Kompleks Parlemen, Jakarta. Foto: Metrotvnews.com/Fachri Audhia Hafiez.
Pemerataan Infrastruktur di Wilayah 3T Didorong Diperkuat
Fachri Audhia Hafiez • 21 July 2026 08:00
Jakarta: Pemerataan pembangunan infrastruktur bagi masyarakat di kawasan tertinggal, terdepan, dan terluar (3T) didorong diperkuat. Pembangunan konektivitas dinilai harus memprioritaskan pemenuhan akses layanan dasar warga.

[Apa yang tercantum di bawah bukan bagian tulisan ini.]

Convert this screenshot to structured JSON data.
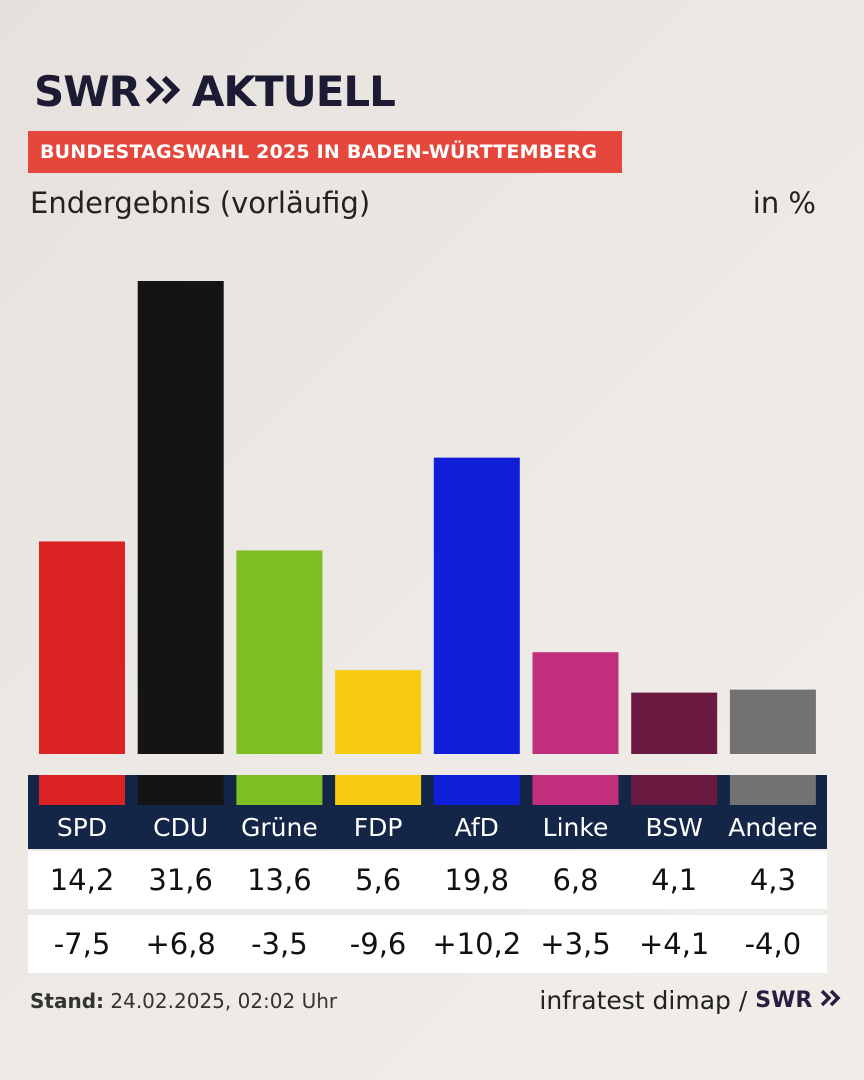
{
  "header": {
    "logo_text_1": "SWR",
    "logo_text_2": "AKTUELL",
    "banner": "BUNDESTAGSWAHL 2025 IN BADEN-WÜRTTEMBERG",
    "subtitle": "Endergebnis (vorläufig)",
    "unit": "in %"
  },
  "colors": {
    "banner": "#e5473c",
    "table_header": "#142647"
  },
  "chart_data": {
    "type": "bar",
    "categories": [
      "SPD",
      "CDU",
      "Grüne",
      "FDP",
      "AfD",
      "Linke",
      "BSW",
      "Andere"
    ],
    "values": [
      14.2,
      31.6,
      13.6,
      5.6,
      19.8,
      6.8,
      4.1,
      4.3
    ],
    "diffs": [
      "-7,5",
      "+6,8",
      "-3,5",
      "-9,6",
      "+10,2",
      "+3,5",
      "+4,1",
      "-4,0"
    ],
    "value_labels": [
      "14,2",
      "31,6",
      "13,6",
      "5,6",
      "19,8",
      "6,8",
      "4,1",
      "4,3"
    ],
    "colors": [
      "#dc2323",
      "#141414",
      "#7dbf23",
      "#f7cb0f",
      "#0f1fd8",
      "#c12f7c",
      "#6a1a40",
      "#727272"
    ],
    "ylim": [
      0,
      31.6
    ]
  },
  "footer": {
    "stand_label": "Stand:",
    "stand_value": "24.02.2025, 02:02 Uhr",
    "source": "infratest dimap /",
    "source_logo": "SWR"
  }
}
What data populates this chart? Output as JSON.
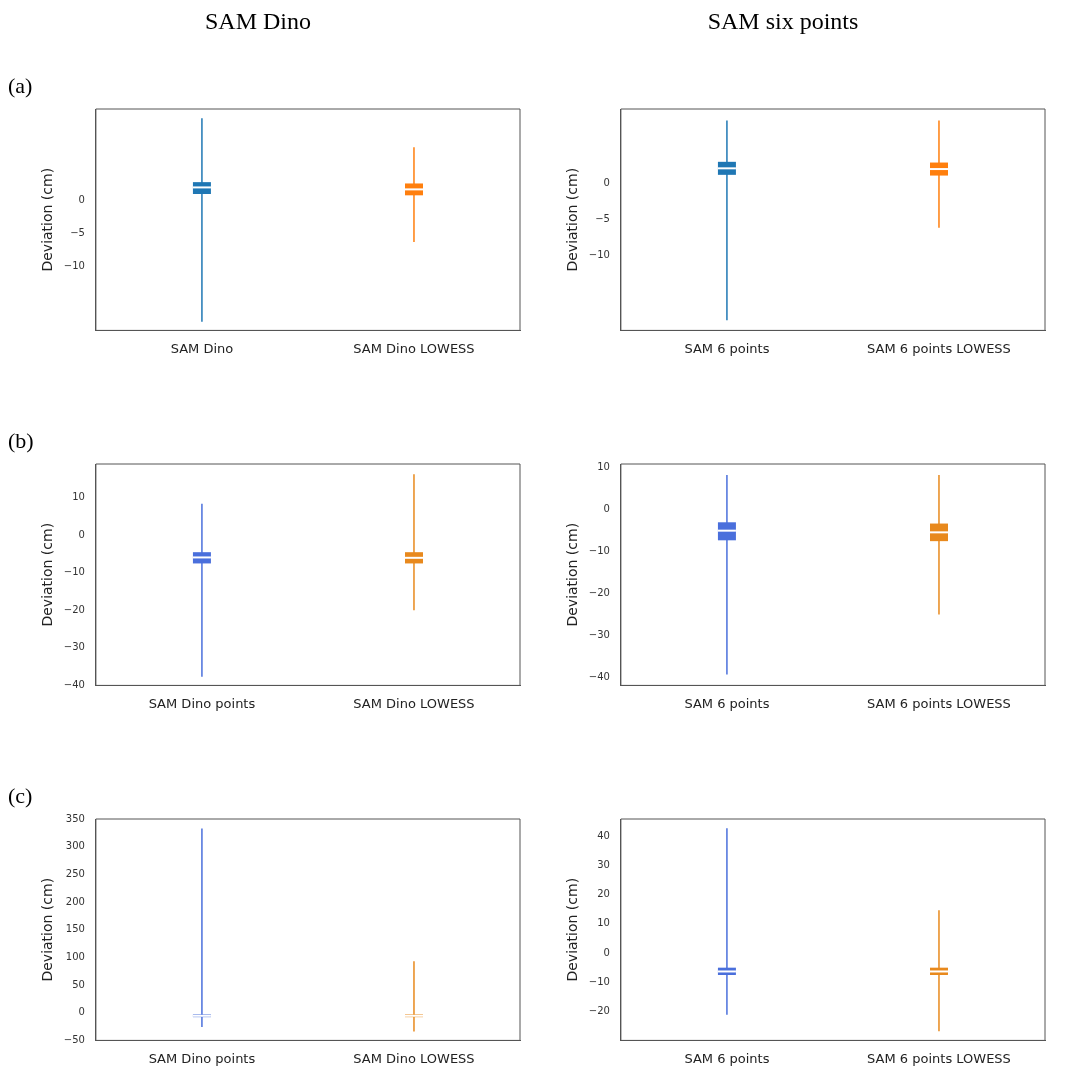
{
  "chart_data": [
    {
      "type": "box",
      "title": "SAM Dino",
      "annotations": [
        "(a)"
      ],
      "categories": [
        "SAM Dino",
        "SAM Dino LOWESS"
      ],
      "colors": [
        "#1f77b4",
        "#ff7f0e"
      ],
      "ylabel": "Deviation (cm)",
      "ylim": [
        -19.7,
        13.9
      ],
      "yticks": [
        0,
        {
          "value": -5,
          "label": "−5"
        },
        {
          "value": -10,
          "label": "−10"
        }
      ],
      "boxes": [
        {
          "low": -18.4,
          "q1": 1,
          "median": 2,
          "q3": 2.8,
          "high": 12.5
        },
        {
          "low": -6.3,
          "q1": 0.8,
          "median": 1.7,
          "q3": 2.6,
          "high": 8.1
        }
      ]
    },
    {
      "type": "box",
      "title": "SAM six points",
      "categories": [
        "SAM 6 points",
        "SAM 6 points LOWESS"
      ],
      "colors": [
        "#1f77b4",
        "#ff7f0e"
      ],
      "ylabel": "Deviation (cm)",
      "ylim": [
        -20.3,
        10.3
      ],
      "yticks": [
        0,
        {
          "value": -5,
          "label": "−5"
        },
        {
          "value": -10,
          "label": "−10"
        }
      ],
      "boxes": [
        {
          "low": -18.9,
          "q1": 1.2,
          "median": 2.1,
          "q3": 3,
          "high": 8.7
        },
        {
          "low": -6.1,
          "q1": 1.1,
          "median": 2,
          "q3": 2.9,
          "high": 8.7
        }
      ]
    },
    {
      "type": "box",
      "annotations": [
        "(b)"
      ],
      "categories": [
        "SAM Dino points",
        "SAM Dino LOWESS"
      ],
      "colors": [
        "#4a6fdc",
        "#e8891d"
      ],
      "ylabel": "Deviation (cm)",
      "ylim": [
        -40,
        19
      ],
      "yticks": [
        {
          "value": -40,
          "label": "−40"
        },
        {
          "value": -30,
          "label": "−30"
        },
        {
          "value": -20,
          "label": "−20"
        },
        {
          "value": -10,
          "label": "−10"
        },
        0,
        10
      ],
      "boxes": [
        {
          "low": -37.7,
          "q1": -7.5,
          "median": -5.9,
          "q3": -4.5,
          "high": 8.4
        },
        {
          "low": -20,
          "q1": -7.5,
          "median": -6,
          "q3": -4.5,
          "high": 16.3
        }
      ]
    },
    {
      "type": "box",
      "categories": [
        "SAM 6 points",
        "SAM 6 points LOWESS"
      ],
      "colors": [
        "#4a6fdc",
        "#e8891d"
      ],
      "ylabel": "Deviation (cm)",
      "ylim": [
        -41.9,
        10.9
      ],
      "yticks": [
        {
          "value": -40,
          "label": "−40"
        },
        {
          "value": -30,
          "label": "−30"
        },
        {
          "value": -20,
          "label": "−20"
        },
        {
          "value": -10,
          "label": "−10"
        },
        0,
        10
      ],
      "boxes": [
        {
          "low": -39.3,
          "q1": -7.3,
          "median": -5,
          "q3": -3,
          "high": 8.3
        },
        {
          "low": -25,
          "q1": -7.5,
          "median": -5.4,
          "q3": -3.3,
          "high": 8.3
        }
      ]
    },
    {
      "type": "box",
      "annotations": [
        "(c)"
      ],
      "categories": [
        "SAM Dino points",
        "SAM Dino LOWESS"
      ],
      "colors": [
        "#4a6fdc",
        "#e8891d"
      ],
      "ylabel": "Deviation (cm)",
      "ylim": [
        -50,
        350
      ],
      "yticks": [
        {
          "value": -50,
          "label": "−50"
        },
        0,
        50,
        100,
        150,
        200,
        250,
        300,
        350
      ],
      "boxes": [
        {
          "low": -26,
          "q1": -8,
          "median": -5.5,
          "q3": -3,
          "high": 333
        },
        {
          "low": -34,
          "q1": -8,
          "median": -5.5,
          "q3": -3,
          "high": 93
        }
      ]
    },
    {
      "type": "box",
      "categories": [
        "SAM 6 points",
        "SAM 6 points LOWESS"
      ],
      "colors": [
        "#4a6fdc",
        "#e8891d"
      ],
      "ylabel": "Deviation (cm)",
      "ylim": [
        -29.9,
        45.9
      ],
      "yticks": [
        {
          "value": -20,
          "label": "−20"
        },
        {
          "value": -10,
          "label": "−10"
        },
        0,
        10,
        20,
        30,
        40
      ],
      "boxes": [
        {
          "low": -21.1,
          "q1": -7.5,
          "median": -6.3,
          "q3": -5,
          "high": 42.7
        },
        {
          "low": -26.8,
          "q1": -7.5,
          "median": -6.3,
          "q3": -5,
          "high": 14.7
        }
      ]
    }
  ]
}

“Infrastruktur seharusnya bisa menjamin akses masyarakat terhadap layanan dasar, mulai dari pendidikan, kesehatan, hingga transportasi yang menjadi kebutuhan hidup warga sehari-hari,” kata anggota Komisi V DPR, Irine Yusiana Roba Putri, dalam keterangannya, Senin, 20 Juli 2026.
Baca Juga :
Irine menyoroti peristiwa evakuasi pasien menggunakan perahu menembus ombak di Pulau Taliabu, Maluku Utara. Selain itu, dia menyoroti sempat berhentinya subsidi angkutan kapal perintis di Nusa Tenggara Timur (NTT).
Meskipun Kementerian Perhubungan dan PT ASDP Indonesia Ferry (Persero) telah memastikan operasional kapal perintis di seluruh wilayah tetap berlanjut hingga akhir 2026, Irine meminta pemerintah mengevaluasi efektivitas anggaran program. Dia berharap agar anggaran lebih berpihak pada kebutuhan nyata rakyat.
Ia menekankan agar ketersediaan dermaga, angkutan antarpulau yang aman, hingga fasilitas ambulans laut dimasukkan ke dalam desain pembangunan nasional.
“Di daerah kepulauan, pembangunan dermaga pelayanan masyarakat dan jalur transportasi antarpulau yang aman menjadi kebutuhan premier bagi mereka," ucap Irene.

Layanan penyeberangan perintis yang dikelola oleh ASDP. ANTARA/HO-ASDP.
Guna menyelesaikan persoalan layanan transportasi publik di kawasan kepulauan ini, Komisi V DPR bersama pimpinan DPR menggelar rapat pembahasan khusus bersama pemerintah.
“Kita akan coba mencari solusi yang bisa kita dorong kepada pemerintah. Sehingga, hak-hak dasar masyarakat terhadap pemenuhan layanan publik benar-benar hadir di tengah mereka, khususnya bagi warga terpencil di daerah kepulauan,” ucap Irine.